High Price of Gas

Riding the Train

When I boarded the northbound train in Brattleboro on Friday, gas was approaching $5/gallon, and my ticket cost less than making the 300-mile round-trip in my Prius. When I returned home on Sunday, gas had hit the five-dollar mark. If I calculated the cost of purchasing, registering, insuring and maintaining the car, the train was an absolute bargain. It was also a pleasure.

A Pleasant Journey

After boarding, I settled into a seat the size of a Barcalounger, which would have been comfortable even if a passenger occupied the seat beside me. Comfortable as it was, my seat lacked a seatbelt as well attendants exhorting me to buckle up. There was no “fasten seatbelt” sign, no one reminding me it’s a federal crime to tamper with the smoke detectors in the lavatory, no instructions on how to negotiate an oxygen mask or life vest, no expectation that the train would crash and we’d all die. It was all very pleasant.

Gaining Time

I didn’t just save money by taking the train; I also gained time. For two and a half hours, I lost myself in The Lincoln Highway, a wonderful novel by Amor Towles. While I was traveling north by train in reality, I was also transported east imaginatively, traveling by boxcar with Emmett and Billy Watson.

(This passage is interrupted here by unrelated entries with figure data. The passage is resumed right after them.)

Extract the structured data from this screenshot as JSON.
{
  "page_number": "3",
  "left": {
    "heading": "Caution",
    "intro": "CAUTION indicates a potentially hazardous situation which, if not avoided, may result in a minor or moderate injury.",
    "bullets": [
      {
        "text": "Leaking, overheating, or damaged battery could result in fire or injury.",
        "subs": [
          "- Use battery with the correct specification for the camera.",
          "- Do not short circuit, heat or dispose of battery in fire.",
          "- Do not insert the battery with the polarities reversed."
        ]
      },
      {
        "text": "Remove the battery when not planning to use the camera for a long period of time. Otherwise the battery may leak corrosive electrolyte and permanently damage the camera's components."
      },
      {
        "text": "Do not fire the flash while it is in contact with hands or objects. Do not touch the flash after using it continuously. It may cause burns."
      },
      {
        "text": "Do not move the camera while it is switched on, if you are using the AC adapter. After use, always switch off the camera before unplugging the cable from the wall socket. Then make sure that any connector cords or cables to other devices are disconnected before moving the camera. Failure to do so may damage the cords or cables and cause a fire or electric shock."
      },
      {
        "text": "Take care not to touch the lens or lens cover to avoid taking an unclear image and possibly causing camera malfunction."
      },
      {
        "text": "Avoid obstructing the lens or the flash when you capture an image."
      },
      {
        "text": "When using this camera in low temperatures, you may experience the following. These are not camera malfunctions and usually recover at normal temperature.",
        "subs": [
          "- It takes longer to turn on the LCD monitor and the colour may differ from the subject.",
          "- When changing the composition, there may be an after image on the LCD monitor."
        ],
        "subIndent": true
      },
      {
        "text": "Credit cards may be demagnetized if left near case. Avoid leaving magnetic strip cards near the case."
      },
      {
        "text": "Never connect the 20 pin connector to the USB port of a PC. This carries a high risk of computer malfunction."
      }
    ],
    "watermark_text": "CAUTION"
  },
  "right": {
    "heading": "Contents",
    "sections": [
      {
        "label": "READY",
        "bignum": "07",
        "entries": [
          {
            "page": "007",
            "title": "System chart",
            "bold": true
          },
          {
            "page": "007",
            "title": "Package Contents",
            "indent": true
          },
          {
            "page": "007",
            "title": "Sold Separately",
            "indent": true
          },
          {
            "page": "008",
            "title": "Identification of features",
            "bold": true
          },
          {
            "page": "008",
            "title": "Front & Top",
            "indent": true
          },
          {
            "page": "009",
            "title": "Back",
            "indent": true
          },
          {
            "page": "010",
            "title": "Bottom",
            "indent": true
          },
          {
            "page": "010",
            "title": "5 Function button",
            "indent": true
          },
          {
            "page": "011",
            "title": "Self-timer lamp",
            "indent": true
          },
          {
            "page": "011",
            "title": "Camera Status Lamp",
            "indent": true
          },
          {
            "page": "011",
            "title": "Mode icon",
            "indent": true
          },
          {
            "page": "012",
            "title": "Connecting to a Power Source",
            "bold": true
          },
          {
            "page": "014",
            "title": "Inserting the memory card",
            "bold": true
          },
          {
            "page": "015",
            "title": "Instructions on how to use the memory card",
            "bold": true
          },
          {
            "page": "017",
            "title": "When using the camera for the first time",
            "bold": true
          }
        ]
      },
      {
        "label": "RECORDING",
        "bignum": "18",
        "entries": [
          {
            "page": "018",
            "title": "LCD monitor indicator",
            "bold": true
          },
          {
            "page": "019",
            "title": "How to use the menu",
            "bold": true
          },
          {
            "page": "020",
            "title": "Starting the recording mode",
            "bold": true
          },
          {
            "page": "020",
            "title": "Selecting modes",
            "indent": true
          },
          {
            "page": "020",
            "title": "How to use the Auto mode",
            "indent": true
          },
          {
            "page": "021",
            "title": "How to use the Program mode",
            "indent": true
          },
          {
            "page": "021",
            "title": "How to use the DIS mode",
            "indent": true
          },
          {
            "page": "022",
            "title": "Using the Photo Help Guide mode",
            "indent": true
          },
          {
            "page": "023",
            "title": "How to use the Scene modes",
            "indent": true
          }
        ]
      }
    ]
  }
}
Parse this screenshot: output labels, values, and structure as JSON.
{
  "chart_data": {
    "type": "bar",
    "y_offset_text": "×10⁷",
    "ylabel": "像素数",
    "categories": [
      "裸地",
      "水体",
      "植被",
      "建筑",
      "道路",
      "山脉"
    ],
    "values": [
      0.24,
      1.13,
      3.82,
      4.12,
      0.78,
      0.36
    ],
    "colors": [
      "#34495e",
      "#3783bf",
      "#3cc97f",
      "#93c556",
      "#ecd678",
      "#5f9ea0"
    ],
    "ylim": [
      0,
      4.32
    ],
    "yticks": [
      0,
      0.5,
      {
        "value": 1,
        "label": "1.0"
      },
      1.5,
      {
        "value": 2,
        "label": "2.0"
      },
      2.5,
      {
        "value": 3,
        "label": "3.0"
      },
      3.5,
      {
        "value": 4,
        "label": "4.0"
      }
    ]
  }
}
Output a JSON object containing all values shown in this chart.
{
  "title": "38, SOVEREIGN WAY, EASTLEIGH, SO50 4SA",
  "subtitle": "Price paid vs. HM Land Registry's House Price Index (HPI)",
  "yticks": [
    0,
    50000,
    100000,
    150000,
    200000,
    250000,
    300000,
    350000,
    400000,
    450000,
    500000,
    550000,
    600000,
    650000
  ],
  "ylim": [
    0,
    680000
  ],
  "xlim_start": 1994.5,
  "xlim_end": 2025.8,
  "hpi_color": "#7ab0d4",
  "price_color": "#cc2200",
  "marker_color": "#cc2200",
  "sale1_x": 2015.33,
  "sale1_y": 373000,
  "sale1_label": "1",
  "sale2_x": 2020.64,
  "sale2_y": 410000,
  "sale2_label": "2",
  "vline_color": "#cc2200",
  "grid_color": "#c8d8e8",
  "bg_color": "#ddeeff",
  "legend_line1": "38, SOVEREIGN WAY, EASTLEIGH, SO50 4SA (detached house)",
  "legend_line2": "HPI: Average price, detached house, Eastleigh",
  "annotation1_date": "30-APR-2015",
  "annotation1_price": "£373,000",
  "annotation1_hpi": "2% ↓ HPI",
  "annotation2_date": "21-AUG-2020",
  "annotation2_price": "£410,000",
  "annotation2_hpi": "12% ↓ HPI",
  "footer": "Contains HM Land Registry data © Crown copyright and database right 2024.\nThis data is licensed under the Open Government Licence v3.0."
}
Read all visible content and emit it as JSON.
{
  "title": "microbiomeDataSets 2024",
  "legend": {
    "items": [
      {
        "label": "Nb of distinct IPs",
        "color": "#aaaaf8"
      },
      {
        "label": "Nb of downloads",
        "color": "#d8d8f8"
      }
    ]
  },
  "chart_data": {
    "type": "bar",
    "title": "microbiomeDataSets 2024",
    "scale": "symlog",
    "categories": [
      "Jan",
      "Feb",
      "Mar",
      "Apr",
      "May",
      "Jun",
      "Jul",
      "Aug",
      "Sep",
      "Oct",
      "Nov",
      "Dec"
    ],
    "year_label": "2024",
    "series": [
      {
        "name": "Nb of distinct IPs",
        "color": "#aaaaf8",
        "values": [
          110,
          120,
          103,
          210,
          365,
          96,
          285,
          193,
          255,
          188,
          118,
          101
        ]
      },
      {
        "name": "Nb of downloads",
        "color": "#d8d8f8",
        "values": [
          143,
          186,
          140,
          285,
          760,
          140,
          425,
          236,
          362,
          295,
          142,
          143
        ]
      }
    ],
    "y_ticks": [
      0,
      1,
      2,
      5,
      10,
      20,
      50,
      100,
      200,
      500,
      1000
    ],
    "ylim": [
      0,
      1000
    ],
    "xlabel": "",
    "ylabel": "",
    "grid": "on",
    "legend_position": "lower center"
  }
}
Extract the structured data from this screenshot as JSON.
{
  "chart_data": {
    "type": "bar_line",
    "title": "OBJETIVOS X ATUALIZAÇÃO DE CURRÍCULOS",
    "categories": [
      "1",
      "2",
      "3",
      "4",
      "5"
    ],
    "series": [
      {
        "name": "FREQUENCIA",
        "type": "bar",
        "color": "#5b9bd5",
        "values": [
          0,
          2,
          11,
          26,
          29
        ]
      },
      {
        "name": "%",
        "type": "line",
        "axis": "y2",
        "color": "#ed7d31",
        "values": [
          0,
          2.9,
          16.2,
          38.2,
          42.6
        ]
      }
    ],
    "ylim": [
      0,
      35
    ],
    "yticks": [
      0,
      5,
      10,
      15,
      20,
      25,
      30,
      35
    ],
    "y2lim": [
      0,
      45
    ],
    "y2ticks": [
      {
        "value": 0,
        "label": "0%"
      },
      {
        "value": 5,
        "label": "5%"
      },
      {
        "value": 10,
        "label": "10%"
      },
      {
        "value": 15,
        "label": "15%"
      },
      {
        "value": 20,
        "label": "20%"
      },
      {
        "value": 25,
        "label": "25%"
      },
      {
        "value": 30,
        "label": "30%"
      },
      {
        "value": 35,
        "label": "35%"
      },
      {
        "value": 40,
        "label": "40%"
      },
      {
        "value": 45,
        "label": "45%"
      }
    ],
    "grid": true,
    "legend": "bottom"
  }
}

It’s 1954, and the Watson brothers are trying to drive to California, but Duchess and Woolly, Emmett’s friends on the lam, have complicated the boys’ journey. It’s quite a yarn. Every once in a while, I had to take a break from the story and stare out the window at the lush Vermont landscape passing by.

Not Perfect

The train ride wasn’t perfect. The Vermonter, as this route is called, travels from Washington, D.C. to St. Albans. Nearing the end of its run, the restroom I used needed some attention. The floor was so sticky, I thought I’d step out of my shoes. But there was a functioning toilet and still plenty of TP. Low expectations make for pleasant surprises.

By now . . .

If only we’d heeded the writing on the wall and invested in public transportation after the oil embargo in 1973, we’d have great train service between cities and adequate bus service in rural areas by now. Maybe now, with the soaring price of gasoline, we’ll have the will to invest in such alternatives to driving.